Assad-Truppen in Damaskus: Bisher kann keine der beiden Seiten die Kontrolle übernehmen.
(Foto: REUTERS)
In China wirbt derweil UN-Generalsekretär Ban Ki Moon für eine Unterstützung des vom Westen eingebrachten Resolutionsentwurfs im Sicherheitsrat. Vor der entscheidenden Abstimmung kam Ban mit dem chinesischen Präsidenten Hu Jintao zusammen und will Diplomaten zufolge anschließend auch dessen Stellvertreter Xi Jinping, Außenminister Yang Jiechi sowie den außenpolitischen Berater Dai Bingguo treffen.
Russland und China bewegen sich nicht
Peking und Moskau bereits hatten schon zwei Mal eine aussagekräftige Resolution gegen die Führung des mit ihnen verbündeten syrischen Präsidenten Baschar al-Assad verhindert. Der Resolutionsentwurf sieht eine Verlängerung des Beobachtereinsatzes in Syrien um drei Monate und Sanktionen vor, falls sich Damaskus nicht an den Friedensplan des Sondergesandten Kofi Annan hält. Die Abstimmung ist nötig, da das Mandat der UN-Beobachtermission ausläuft und diese ohne eine Verlängerung enden würde. Die Beobachter sollen die Einhaltung des Friedensplans überwachen, haben ihren Einsatz aber wegen der Gewalt derzeit ausgesetzt.

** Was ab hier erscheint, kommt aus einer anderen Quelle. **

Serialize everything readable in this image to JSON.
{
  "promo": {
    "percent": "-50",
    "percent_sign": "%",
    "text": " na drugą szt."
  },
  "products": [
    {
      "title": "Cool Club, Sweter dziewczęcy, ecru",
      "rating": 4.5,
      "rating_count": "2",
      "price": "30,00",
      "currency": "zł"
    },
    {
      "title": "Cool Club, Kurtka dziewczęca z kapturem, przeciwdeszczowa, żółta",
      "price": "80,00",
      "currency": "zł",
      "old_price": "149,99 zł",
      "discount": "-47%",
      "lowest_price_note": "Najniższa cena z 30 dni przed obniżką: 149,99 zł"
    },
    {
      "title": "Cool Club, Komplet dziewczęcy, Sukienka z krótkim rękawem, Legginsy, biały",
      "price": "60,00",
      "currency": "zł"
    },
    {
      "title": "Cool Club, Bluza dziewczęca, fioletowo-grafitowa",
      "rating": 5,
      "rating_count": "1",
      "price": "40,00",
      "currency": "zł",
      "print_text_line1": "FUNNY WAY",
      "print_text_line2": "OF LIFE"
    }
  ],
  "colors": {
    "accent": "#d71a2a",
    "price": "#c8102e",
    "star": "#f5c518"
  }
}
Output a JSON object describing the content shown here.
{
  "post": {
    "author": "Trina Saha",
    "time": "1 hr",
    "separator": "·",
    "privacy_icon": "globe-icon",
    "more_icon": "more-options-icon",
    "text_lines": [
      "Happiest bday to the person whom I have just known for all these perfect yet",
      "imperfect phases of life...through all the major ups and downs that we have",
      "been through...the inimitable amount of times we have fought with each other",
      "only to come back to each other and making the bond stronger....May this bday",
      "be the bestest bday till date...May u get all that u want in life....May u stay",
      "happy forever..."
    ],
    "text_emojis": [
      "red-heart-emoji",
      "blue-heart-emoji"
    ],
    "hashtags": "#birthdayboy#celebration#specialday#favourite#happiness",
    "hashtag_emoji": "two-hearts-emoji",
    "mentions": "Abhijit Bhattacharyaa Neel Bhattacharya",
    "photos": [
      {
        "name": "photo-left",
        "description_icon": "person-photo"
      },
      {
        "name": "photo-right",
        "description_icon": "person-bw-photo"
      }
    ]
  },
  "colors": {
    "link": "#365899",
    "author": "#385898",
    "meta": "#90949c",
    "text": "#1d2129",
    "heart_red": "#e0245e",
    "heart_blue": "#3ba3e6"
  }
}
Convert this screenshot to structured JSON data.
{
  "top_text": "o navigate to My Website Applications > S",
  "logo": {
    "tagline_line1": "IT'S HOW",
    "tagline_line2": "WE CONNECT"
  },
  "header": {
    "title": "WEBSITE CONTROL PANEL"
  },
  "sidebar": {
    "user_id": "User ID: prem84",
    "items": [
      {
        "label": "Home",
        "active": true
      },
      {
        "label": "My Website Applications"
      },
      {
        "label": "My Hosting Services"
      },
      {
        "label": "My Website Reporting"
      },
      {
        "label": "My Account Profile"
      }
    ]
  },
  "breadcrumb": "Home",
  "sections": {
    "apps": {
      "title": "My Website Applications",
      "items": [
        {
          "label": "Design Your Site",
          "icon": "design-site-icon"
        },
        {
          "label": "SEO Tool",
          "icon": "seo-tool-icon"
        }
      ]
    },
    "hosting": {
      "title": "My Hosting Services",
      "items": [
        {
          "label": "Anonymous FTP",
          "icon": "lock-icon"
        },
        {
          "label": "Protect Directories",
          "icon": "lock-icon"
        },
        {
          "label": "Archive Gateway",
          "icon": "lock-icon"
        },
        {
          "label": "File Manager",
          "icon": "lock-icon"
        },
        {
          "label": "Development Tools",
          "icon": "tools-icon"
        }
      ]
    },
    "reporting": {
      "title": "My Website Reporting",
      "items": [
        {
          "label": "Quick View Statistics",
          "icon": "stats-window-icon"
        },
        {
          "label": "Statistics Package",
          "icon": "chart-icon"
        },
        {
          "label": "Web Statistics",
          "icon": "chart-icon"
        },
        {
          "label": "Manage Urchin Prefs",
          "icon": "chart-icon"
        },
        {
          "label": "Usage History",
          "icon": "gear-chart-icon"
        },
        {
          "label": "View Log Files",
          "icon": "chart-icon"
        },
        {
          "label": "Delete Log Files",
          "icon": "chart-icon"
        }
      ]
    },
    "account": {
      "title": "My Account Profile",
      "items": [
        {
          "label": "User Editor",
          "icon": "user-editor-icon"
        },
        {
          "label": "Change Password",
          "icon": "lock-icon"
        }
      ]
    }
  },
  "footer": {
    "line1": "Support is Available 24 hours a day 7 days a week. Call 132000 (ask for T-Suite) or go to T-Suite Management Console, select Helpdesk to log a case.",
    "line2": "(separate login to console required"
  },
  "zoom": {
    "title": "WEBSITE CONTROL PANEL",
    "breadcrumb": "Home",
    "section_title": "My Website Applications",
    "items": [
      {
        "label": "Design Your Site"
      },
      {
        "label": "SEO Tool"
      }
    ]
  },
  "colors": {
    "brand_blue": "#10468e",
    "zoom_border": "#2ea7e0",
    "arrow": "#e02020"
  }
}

Der vom Westen vorgelegte Entwurf sei die "letzte Chance", dem Sechs-Punkte-Plan von Annan noch Leben einzuhauchen, sagte die Außenbeauftragte des oppositionellen Syrischen Nationalrats, Basma Kodmani. Sollte die Abstimmung scheitern, werde der Nationalrat "andere Alternativen mit internationalen und regionalen Freunden" prüfen, um das syrische Volk zu schützen. Ein erneutes Scheitern im UN-Sicherheitsrat wäre ein "Blankoscheck" für weitere Gewalt in Syrien.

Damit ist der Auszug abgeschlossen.